Fashion mines through history, in search for inspiration. The lack of time between collections makes a blast to the past in search for inspiration a fairly common practice. Inspired by small leather pouches with drawstring closures, the bucket bag is one such example.
Mansur Gavriel, a company that was considered relatively new in the fashion world may just hold the title for creating the most successful rendition of the bucket bag. Founded in 2012 by two New Yorkers namely, Floriana Gavriel and Rochel Mansur. These minimalistically sleek bags were created in a plethora of colours, a combination that made them an instant classic.
The bucket bag created by Mansur Gavriel only surged in popularity until finally plateauing. Coach handbags were attributed to bringing back to life the craze for bucket bags with their vintage bags. A perfect solution for girls who liked to exhibit their individual styles for not only were these bags made of really good quality leather but also affordable.
With vintage trends now turning modern, fewer things are as exciting in the world of fashion as studying design trends from the past. Keeping that in mind, let’s take a peek into the fascinating history of the practical as well as classic trend known as, ‘The Bucket Bag’. According to Vogue, what was first a drawstring pouch, initially started trending in the early 1900s.
But what was the origin of the bucket bag and where and when did it first appear in the world of fashion?
The Origins of the Bucket Bag
The Noé bag unveiled in 1932 by Gaston-Louis Vuitton, was perhaps the first of the modern bucket bag. Created with the intent and ability to carry five bottles of champagne at a go, the Noé was both sturdy and stylish. In 1939, a black velvet drawstring featured as the grandma’s reticule by Vogue, it was clear the the bucket bag was created from a myriad of textiles and materials.

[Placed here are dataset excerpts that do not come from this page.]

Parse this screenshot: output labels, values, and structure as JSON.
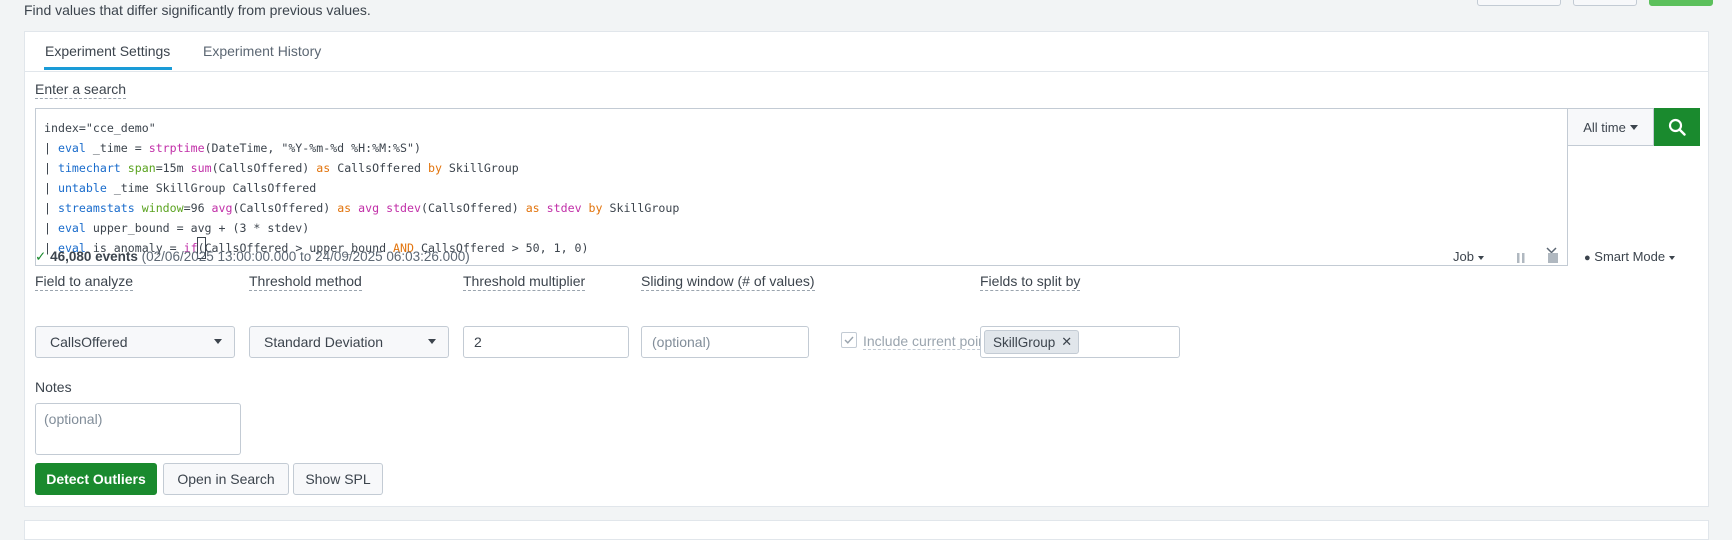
{
  "page": {
    "subtitle": "Find values that differ significantly from previous values."
  },
  "tabs": [
    {
      "label": "Experiment Settings",
      "active": true
    },
    {
      "label": "Experiment History",
      "active": false
    }
  ],
  "search": {
    "label": "Enter a search",
    "spl_lines": [
      "index=\"cce_demo\"",
      "| eval _time = strptime(DateTime, \"%Y-%m-%d %H:%M:%S\")",
      "| timechart span=15m sum(CallsOffered) as CallsOffered by SkillGroup",
      "| untable _time SkillGroup CallsOffered",
      "| streamstats window=96 avg(CallsOffered) as avg stdev(CallsOffered) as stdev by SkillGroup",
      "| eval upper_bound = avg + (3 * stdev)",
      "| eval is_anomaly = if(CallsOffered > upper_bound AND CallsOffered > 50, 1, 0)"
    ],
    "time_range": "All time",
    "search_icon": "search-icon"
  },
  "status": {
    "check": "✓",
    "events_count": "46,080 events",
    "events_range": "(02/06/2025 13:00:00.000 to 24/09/2025 06:03:26.000)",
    "job_label": "Job",
    "mode_label": "Smart Mode"
  },
  "form": {
    "field_to_analyze": {
      "label": "Field to analyze",
      "value": "CallsOffered"
    },
    "threshold_method": {
      "label": "Threshold method",
      "value": "Standard Deviation"
    },
    "threshold_multiplier": {
      "label": "Threshold multiplier",
      "value": "2"
    },
    "sliding_window": {
      "label": "Sliding window (# of values)",
      "placeholder": "(optional)"
    },
    "include_current_point": {
      "label": "Include current point",
      "checked": true
    },
    "fields_to_split": {
      "label": "Fields to split by",
      "tags": [
        "SkillGroup"
      ]
    }
  },
  "notes": {
    "label": "Notes",
    "placeholder": "(optional)"
  },
  "actions": {
    "detect": "Detect Outliers",
    "open_search": "Open in Search",
    "show_spl": "Show SPL"
  },
  "colors": {
    "primary_green": "#1a8a2e",
    "tab_accent": "#1a9bd7",
    "spl_command": "#1a6ccc",
    "spl_function": "#c12fa8",
    "spl_keyword": "#e2740d",
    "spl_argument": "#5ba320"
  }
}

Perhaps the transformation of the dainty reticule into a gargantuan drawstring pouch with a shoulder strap and sturdy base coincided with the advent of the World War II. Believed to have been influenced by sailor duffel bags, these oversized renditions were designed by Koret. Koret mentioned how these bags were crafted out of ‘non-priority’ and that they were roomy and hence highly functional.
No one played a greater role than Bonnie Cashin in revolutionizing the design of the modern bucket bag. An American sportswear designer, Cashin was appointed by Coach as their head designer in 1962. During her tenure with Coach, she created bags with Coach that were not only in par with current trends but also very functional to use. It is safe to say, Cashin played a crucial role in setting the precedent for the highly desired design of the vintage Coach bags we know today. Inspired by everyday objects like the paper bag, Cashin stated: “The best-designed handbag in the world is the paper shopping bag, so I didn’t try improve it.”
Another rendition that became popular during the 1960s eliminated the drawstring altogether and essentially resembled a bucket crafted out of leather.
Stepping forward through time well into the late 1980s, the bucket bag was modeled in an iconic design, still popular today. As the times progressed and with it some trends, this bag was re-imagined by introducing a plethora of jewel tones and sizes, this rendition of the bucket bag seemed to instantly fit right in during an era where the boldness of clothing seemed to be at an all time high. Fendi’s very own mini bucket bag drew inspiration from past versions, exhibiting the daintiness of the reticule. However, it clearly used modern materials that were bright – coral patent leather being one such example.
A trend that surged through into the late 1900s. In 1993, the ‘roomy drawstring over-the-shoulder’ bags were still being hailed as among the best bags of the season. Many variations and renditions were created by some of the biggest fashion labels such as DKNY, Salvatore Ferragamo, and Prada. They did differ slightly in the use of silhouette or materials. The bucket has never really gone out of style but it’s craze dipped around the early 2000s.
Just how the iconic bucket bag, initially made by Louis Vuitton, was not just a handy way to casually carry around champagne back home from the store but a style statement that could be slipped over your shoulders and worn as a casual backpack. When embodying the retro look, pull the leather drawstring through and swing it over your shoulder in a chic crossbody style. The leather straps, although narrow, seamlessly slip over one’s arm providing a modern style to a vintage bag, ensuring a timeless look that’s always stylish.